Tuesday, 3 March 2015

Irn-Bru, A National Drink










IRN-BRU (the Scottish fond abbreviation for Iron Brew) is the second national drink of Scotland after whisky. The beloved beverage is bright orange, slightly ginger-flavored, and very, very sweet—kind of like liquid bubble gum. Quirky and oftentimes risqué marketing helps keep it the best-selling carbonated soft drink not only in Scotland, but also in the whole UK. In one recent news article about Scottish commandments, #2 was drink an IRN-BRU to cure a hangover and #3 was to turn a supermarket upside down to find the IRN-BRU with your own tartan (57 different tartans are printed on various labels). Definitely an acquired taste - Nae for us.

Sunday, 1 March 2015

Local Pubs...It's Cultural Research...Honest!

Wee Chip                                       Oran Mor                                                      Belle                                                      Pot Still                         



    












Pubs…..central to community life in the UK.  Our English friends tell us that Scottish pubs are different from those down south.
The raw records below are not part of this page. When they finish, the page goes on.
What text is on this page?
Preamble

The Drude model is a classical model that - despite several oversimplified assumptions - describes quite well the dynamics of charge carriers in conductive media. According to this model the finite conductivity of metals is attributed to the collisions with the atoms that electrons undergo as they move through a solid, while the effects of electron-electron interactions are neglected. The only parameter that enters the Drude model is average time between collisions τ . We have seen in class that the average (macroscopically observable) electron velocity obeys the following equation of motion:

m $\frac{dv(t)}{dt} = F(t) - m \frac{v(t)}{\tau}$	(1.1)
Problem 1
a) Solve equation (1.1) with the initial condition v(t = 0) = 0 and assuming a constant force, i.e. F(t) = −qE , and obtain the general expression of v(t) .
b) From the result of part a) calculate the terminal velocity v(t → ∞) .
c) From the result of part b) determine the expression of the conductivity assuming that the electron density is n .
In England, pubs are for everyone but older pubs in Glasgow primarily attract men, standing and drinking with their mates. Newer pubs are a bit different with men and women hunkering down at tables for a few hours. We’ve managed to explore a few, each with a different character, though we imagine we’ll need to continue to do “research”! In our explorations, we’ve generally encountered warm wood interiors, usually with mismatched furniture and wall(s) of whiskys. Our neighborhood pubs include large ones like Oran Mor, a former church, and tiny places like the Wee Pub at the Chip (longest name for the smallest pub in Scotland).  The Pot Still is older than Portland and is legendary for its collection of whiskys. Wandered into the crowded Ben Nevis one Friday evening searching for some Celtic music (too early) but wound up sharing a table with Colin and Ray, two pensioners who are regulars. Friendly conversation ensued, even to the point of friendly arguments. I kidded Colin about the differences between Glasgow and Edinburgh and when I told him Portland had more breweries than Glasgow he countered with, “You bastards!”